A native of England, Whelan’s academic career took him from the University of Birmingham to the University of North Wales and the University of London, where he worked at the Lister Institute of Preventive Medicine and as chair of Biochemistry at the Royal Free Hospital School of Medicine.

Whelan began studying glycogen synthesis in 1950 and later shared ideas with Edmond H. Fischer, Ph.D., a Nobel Prize-winning biochemist who contributed an article to the recent journal “Festschrift.” But it took Whelan another three decades before he overcame scientific skepticism and lost funding, and made the game-changing discovery of glycogenin.

Whelan joined the University of Miami as the medical school’s second chair of biochemistry, a position he held until 1991.

“Bill Harrington, who was the new chair of medicine, was a visionary who wanted someone in basic science to help him build the medical school,” Whelan said. “My wife Margaret and I liked Miami, and I have been happy working here ever since then. I believe in the University of Miami’s mission statement — teaching, research and service. I was able to keep teaching until last year, but still enjoy going into my office.”
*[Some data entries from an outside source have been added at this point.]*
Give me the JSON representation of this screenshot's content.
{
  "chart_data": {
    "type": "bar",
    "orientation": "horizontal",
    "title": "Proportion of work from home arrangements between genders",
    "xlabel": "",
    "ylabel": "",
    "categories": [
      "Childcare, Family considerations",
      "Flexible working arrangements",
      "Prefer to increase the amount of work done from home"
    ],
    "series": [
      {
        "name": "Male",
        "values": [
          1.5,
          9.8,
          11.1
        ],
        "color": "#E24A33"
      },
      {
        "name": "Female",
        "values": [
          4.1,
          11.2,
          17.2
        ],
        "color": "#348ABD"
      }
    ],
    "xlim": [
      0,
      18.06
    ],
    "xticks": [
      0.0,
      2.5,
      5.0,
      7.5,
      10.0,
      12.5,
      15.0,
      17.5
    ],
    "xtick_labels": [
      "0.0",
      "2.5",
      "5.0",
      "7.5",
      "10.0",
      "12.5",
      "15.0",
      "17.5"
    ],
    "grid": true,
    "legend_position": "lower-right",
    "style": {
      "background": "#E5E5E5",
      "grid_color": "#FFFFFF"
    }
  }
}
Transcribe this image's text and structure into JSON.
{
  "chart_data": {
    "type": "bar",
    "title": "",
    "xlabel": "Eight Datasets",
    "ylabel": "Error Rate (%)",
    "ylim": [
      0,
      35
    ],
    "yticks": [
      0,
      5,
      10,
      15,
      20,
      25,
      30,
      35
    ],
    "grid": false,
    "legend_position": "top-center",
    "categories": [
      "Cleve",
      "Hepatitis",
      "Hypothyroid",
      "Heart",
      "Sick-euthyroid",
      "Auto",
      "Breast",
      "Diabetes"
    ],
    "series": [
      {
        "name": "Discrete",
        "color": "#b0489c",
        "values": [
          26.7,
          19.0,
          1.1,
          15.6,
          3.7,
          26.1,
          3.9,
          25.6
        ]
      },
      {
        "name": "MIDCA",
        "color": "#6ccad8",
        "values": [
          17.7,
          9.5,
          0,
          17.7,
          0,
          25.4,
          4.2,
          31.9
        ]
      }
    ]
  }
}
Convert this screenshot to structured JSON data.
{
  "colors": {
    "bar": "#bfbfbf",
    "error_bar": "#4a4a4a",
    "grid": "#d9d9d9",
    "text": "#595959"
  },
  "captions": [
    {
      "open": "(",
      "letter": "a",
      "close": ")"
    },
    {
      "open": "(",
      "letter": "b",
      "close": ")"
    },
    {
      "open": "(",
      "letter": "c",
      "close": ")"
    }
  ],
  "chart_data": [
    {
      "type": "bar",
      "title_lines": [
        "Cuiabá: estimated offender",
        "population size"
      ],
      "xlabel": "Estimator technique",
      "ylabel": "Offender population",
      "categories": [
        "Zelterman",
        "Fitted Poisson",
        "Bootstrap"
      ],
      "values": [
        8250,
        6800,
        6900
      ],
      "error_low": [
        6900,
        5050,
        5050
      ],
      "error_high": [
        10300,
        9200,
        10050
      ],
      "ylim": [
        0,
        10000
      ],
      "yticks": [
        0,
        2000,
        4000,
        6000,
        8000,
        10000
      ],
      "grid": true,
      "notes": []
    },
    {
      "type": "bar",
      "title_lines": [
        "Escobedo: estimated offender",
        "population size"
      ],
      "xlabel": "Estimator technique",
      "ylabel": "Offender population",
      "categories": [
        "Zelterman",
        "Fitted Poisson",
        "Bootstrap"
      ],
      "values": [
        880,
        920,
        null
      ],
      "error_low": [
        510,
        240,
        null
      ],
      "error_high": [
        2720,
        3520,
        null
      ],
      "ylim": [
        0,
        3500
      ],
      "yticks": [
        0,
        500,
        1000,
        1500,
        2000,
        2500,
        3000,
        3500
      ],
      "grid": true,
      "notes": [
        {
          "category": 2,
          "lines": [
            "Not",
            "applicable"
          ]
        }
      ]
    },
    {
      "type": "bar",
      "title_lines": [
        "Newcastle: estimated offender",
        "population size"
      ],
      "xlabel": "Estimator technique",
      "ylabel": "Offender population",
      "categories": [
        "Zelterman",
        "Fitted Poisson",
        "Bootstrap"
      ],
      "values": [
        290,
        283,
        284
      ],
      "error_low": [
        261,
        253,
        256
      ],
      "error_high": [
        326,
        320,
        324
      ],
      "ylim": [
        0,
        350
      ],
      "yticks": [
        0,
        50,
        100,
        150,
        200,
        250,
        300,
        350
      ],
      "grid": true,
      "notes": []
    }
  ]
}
With Harrington, Whelan also launched the school’s Ph.D. to M.D. program, which ran from 1971 to 1988. “Dr. Whelan is a dedicated professor who has been instrumental in shaping the Department of Biochemistry and Molecular Biology’s graduate program and mentoring students and young scientists alike,” said Sylvia Daunert, Ph.D., professor and Lucille P. Markey Chair of Biochemistry and Molecular Biology, and Associate Director of the Biomedical Nanotechnology Institute.

Soon after joining the school in 1967, Whelan founded the annual Miami Winter Symposium, which draws leading researchers who share recent findings and new strategies for advancing the field of medicine.

“Through the years, Bill Whelan has created and nurtured this program, which continues to attract some of the world’s top scientists,” said Pascal J. Goldschmidt, M.D., Dean of the Miller School of Medicine, at the 2015 symposium.

In 2006, Whelan received the University of Miami’s Distinguished Faculty Scholar Award for lifetime achievement in research. His many other academic honors include being named a Fellow of the Royal Society of London, an honorary Member of the Royal College of Physicians of London, and a Fellow of the American Association of Academic Scientists. He also holds the honorary DSc degree of La Trobe University, Australia. He has also been president of the International Union of Biochemistry and Molecular Biology.